Landessportbund

17.09.03

Kreis der Freunde des Sports tagt in Frankfurt

Entwicklung des Sportlandes Hessen trotz Mittelkürzungen voran treiben

Der Landessportbund Hessen soll bei seinen Anstrengungen um die Entwicklung eines „Sportlandes Hessen“ im Rahmen vorhandener Möglichkeiten auch weiterhin unterstützt werden. Nur so lasse sich der Schub, der aus der Bewerbung Frankfurts um die Ausrichtung der Olympischen Spiele 2012 für den Sport in Hessen entstanden ist, aufgreifen und nutzen.

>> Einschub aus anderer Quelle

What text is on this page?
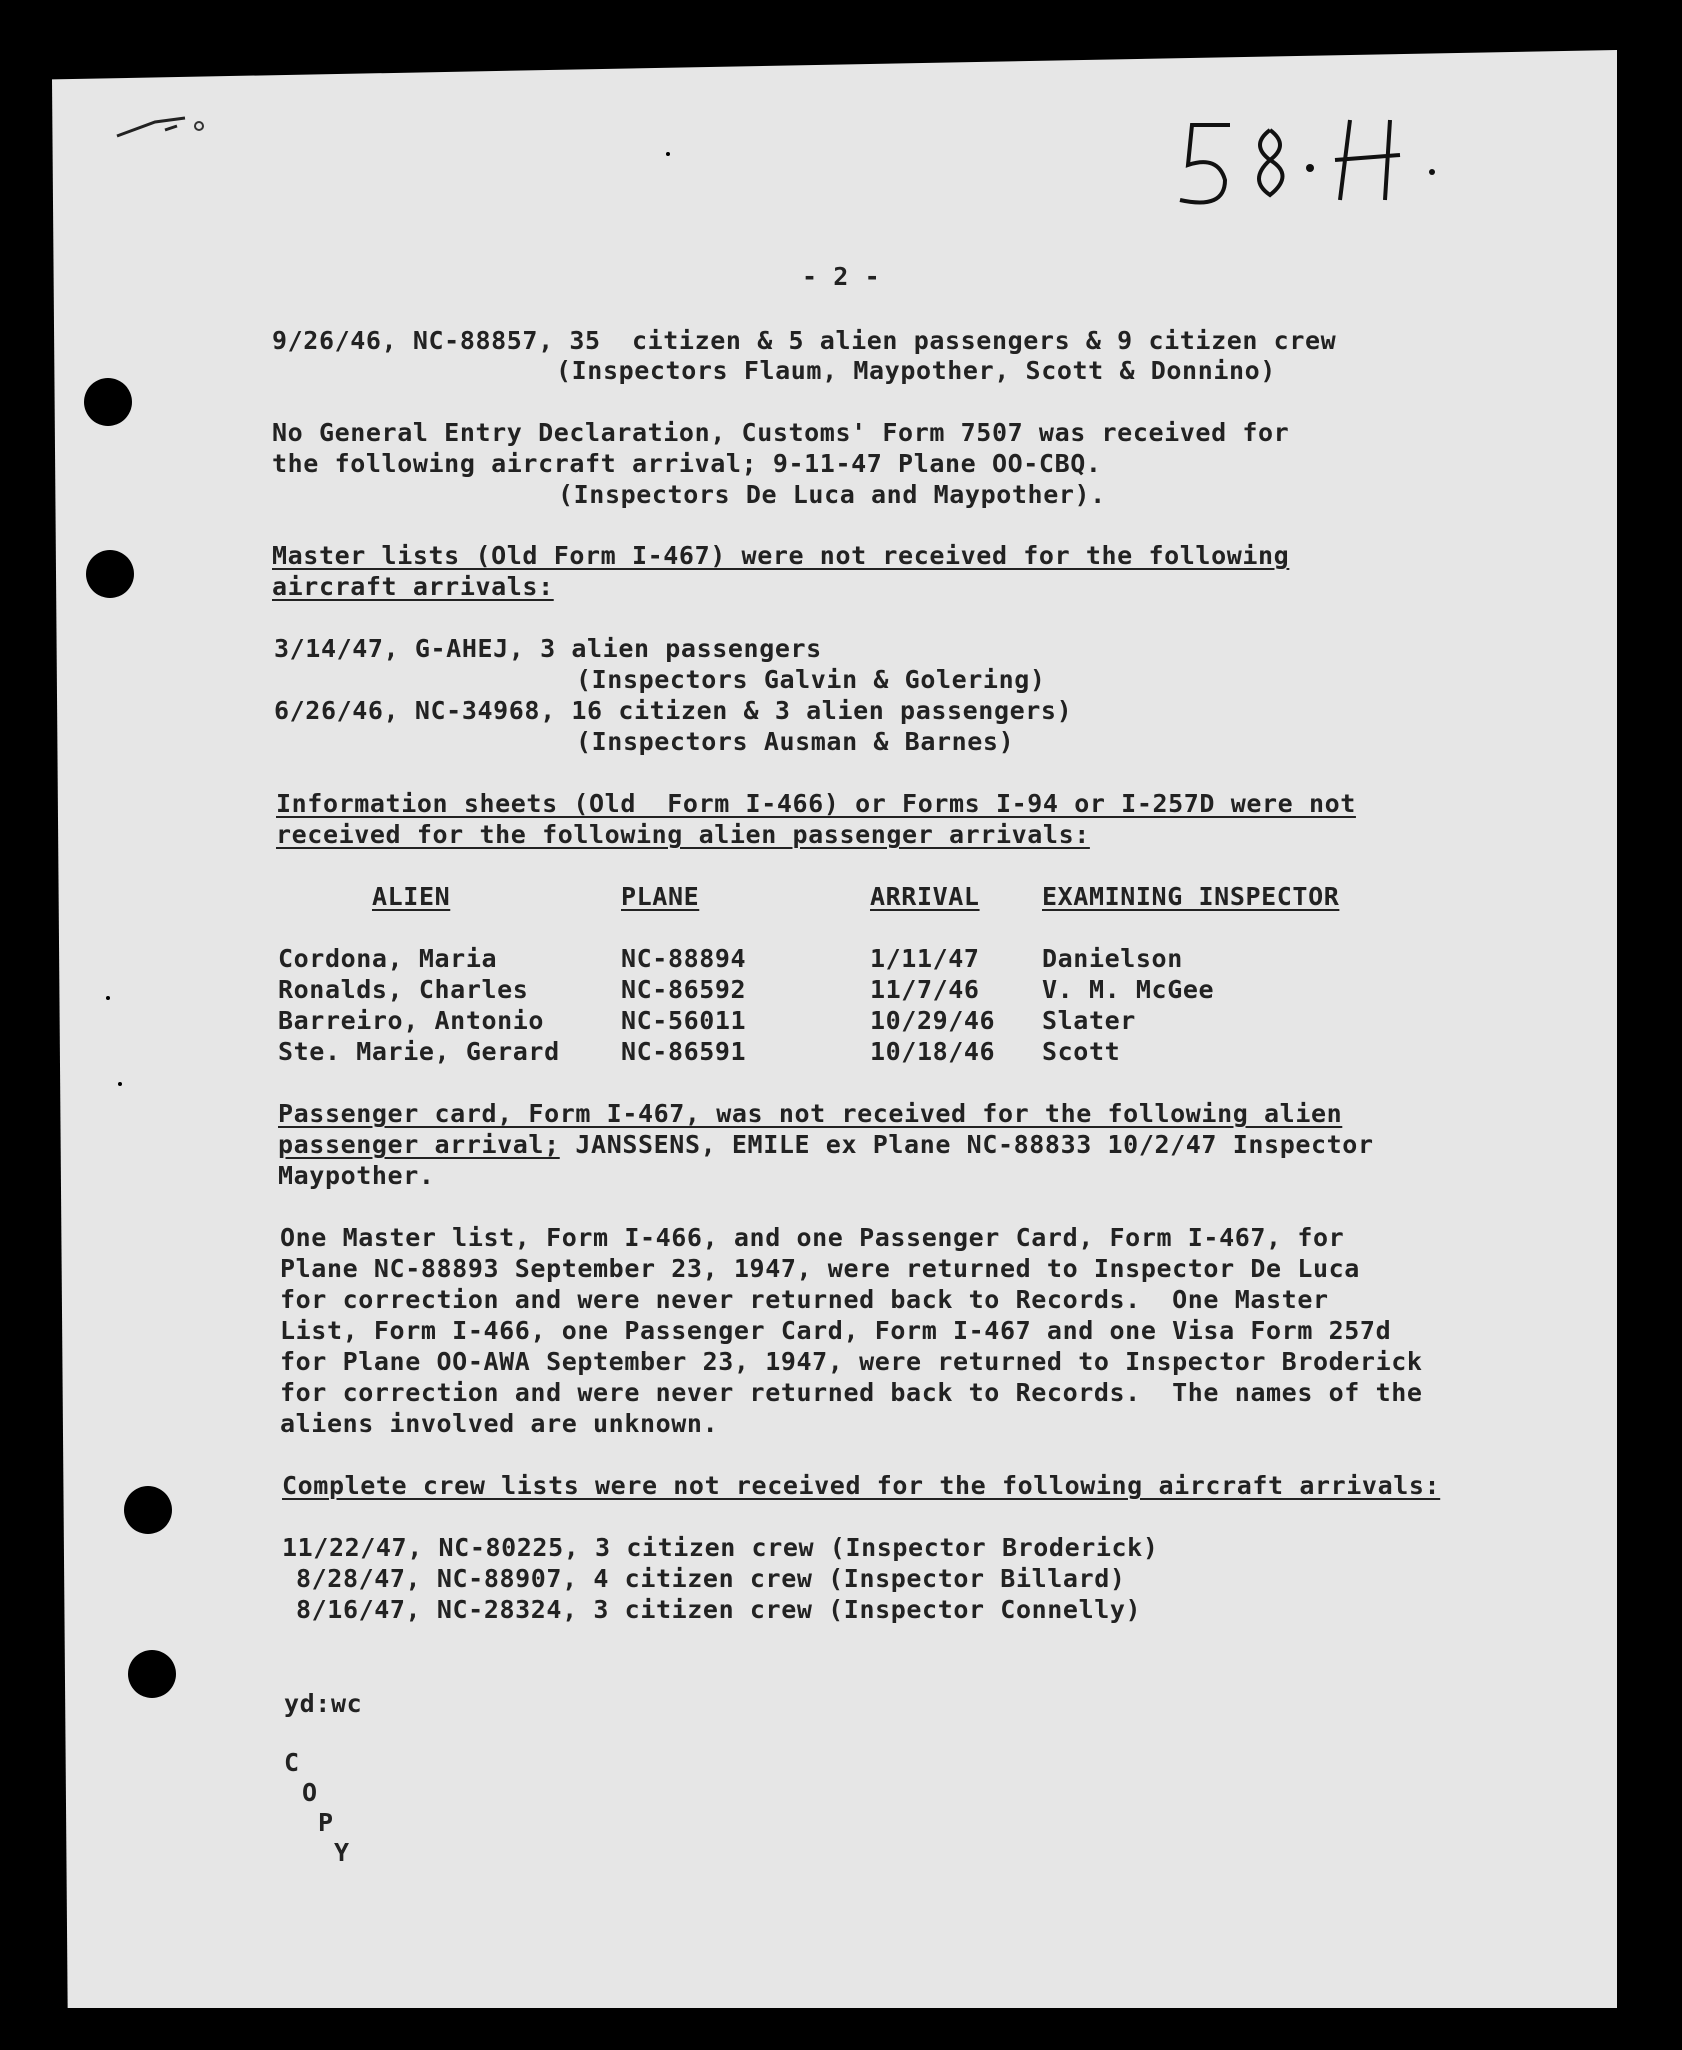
- 2 -
9/26/46, NC-88857, 35  citizen & 5 alien passengers & 9 citizen crew
(Inspectors Flaum, Maypother, Scott & Donnino)
No General Entry Declaration, Customs' Form 7507 was received for
the following aircraft arrival; 9-11-47 Plane OO-CBQ.
(Inspectors De Luca and Maypother).
Master lists (Old Form I-467) were not received for the following
aircraft arrivals:
3/14/47, G-AHEJ, 3 alien passengers
(Inspectors Galvin & Golering)
6/26/46, NC-34968, 16 citizen & 3 alien passengers)
(Inspectors Ausman & Barnes)
Information sheets (Old  Form I-466) or Forms I-94 or I-257D were not
received for the following alien passenger arrivals:
ALIEN	PLANE	ARRIVAL EXAMINING INSPECTOR
Cordona, Maria	NC-88894	1/11/47 Danielson
Ronalds, Charles	NC-86592	11/7/46 V. M. McGee
Barreiro, Antonio	NC-56011	10/29/46 Slater
Ste. Marie, Gerard NC-86591	10/18/46 Scott
Passenger card, Form I-467, was not received for the following alien
passenger arrival; JANSSENS, EMILE ex Plane NC-88833 10/2/47 Inspector
Maypother.
One Master list, Form I-466, and one Passenger Card, Form I-467, for
Plane NC-88893 September 23, 1947, were returned to Inspector De Luca
for correction and were never returned back to Records.  One Master
List, Form I-466, one Passenger Card, Form I-467 and one Visa Form 257d
for Plane OO-AWA September 23, 1947, were returned to Inspector Broderick
for correction and were never returned back to Records.  The names of the
aliens involved are unknown.
Complete crew lists were not received for the following aircraft arrivals:
11/22/47, NC-80225, 3 citizen crew (Inspector Broderick)
8/28/47, NC-88907, 4 citizen crew (Inspector Billard)
8/16/47, NC-28324, 3 citizen crew (Inspector Connelly)
yd:wc
C
O
P
Y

Diese Auffassung hat der „Kreis der Freunde des Sports“ am Dienstagabend in Frankfurt vertreten. Bei dem Kreis der Freunde des Sports handelt es sich um 26 Mitglieder aller Landtagsfraktionen, die einmal pro Jahr in Frankfurt tagen. Unter den Gästen in der Sportschule des Landessportbundes Hessen waren auch Hessens Innen- und Sportminister Volker Bouffier und die sportpolitischen Sprecher: Karin Hartmann (SPD), Horst Klee (CDU), Heinrich Heidel (FDP) und Jürgen Frömmrich (Bündnis90/Die Grünen). Den Mittelpunkt des Meinungsaustauschs zwischen Minister, Landtags-abgeordneten und Präsidiumsmitgliedern des Landessportbundes bildeten die Auswirkungen der Sparmaßnahmen der Hessischen Landesregierung auf den organisierten Sport. „Wir waren nicht so vermessen zu glauben, der Sport bliebe von Kürzungen verschont. Jetzt sind wir alle aufgerufen, mit viel Kreativität das Beste aus der Situation zu machen“, so lsb h-Präsident Dr. Rolf Müller. Trotz geplanter Kürzungen in einer Gesamthöhe von etwa 2,4 Millionen Euro, „bewegt sich die Sportförderung insgesamt noch auf dem Niveau der Jahre 2000/2001 und in Teilbereichen sogar auf dem Niveau des Jahres 2002“, so Minister Volker Bouffier. Sein Minis-terium habe den Haushalt mit viel „Augenmaß und Sensibilität“ überarbeitet und versucht, wesentliche Programme in ihrem Bestand zu erhalten. Eine Aussage, die die lsb h-Präsidiumsmitglieder gerade mit Blick auf das Landestrainer-Programm erleichtert zur Kenntnis nahmen. Generell betonten Minister und Abgeordnete unisono die wichtige gesellschaftliche Rolle des Sports. „Wir alle sind gefordert zu beobachten, ob und wie Haushaltskürzungen in den kommunalen Haushalten perspektivisch den Sport, konkret die Vereine, betreffen werden“, appellierte die SPD-Abgeordnete Karin Hartmann an die Runde. „Es ist klar, dass im Rahmen der Sparmaßnahmen auch der Sport seinen Beitrag leisten muss. Darüber dürfen und werden wir die absolut förderungswürdigen Anliegen des Sports aber nicht vergessen“, so der sportpolitische Sprecher der CDU-Fraktion, Horst Klee. In diesem Zusammenhang bewerteten die Abgeordneten das Modell „Stiftung Sporthilfe Hessen“ ausgesprochen positiv. Die Stiftung fördert - als weiterer Träger - den hessischen Leistungssport. Die Stiftung als solche, so Vorsitzender Dr. Günter Merl, werde in naher Zukunft mit öffentlichkeitswirksamen Aktionen, beispielsweise einem Stiftungslauf zum Hessentag 2004, auf ihre Ziele und Arbeit aufmerksam machen.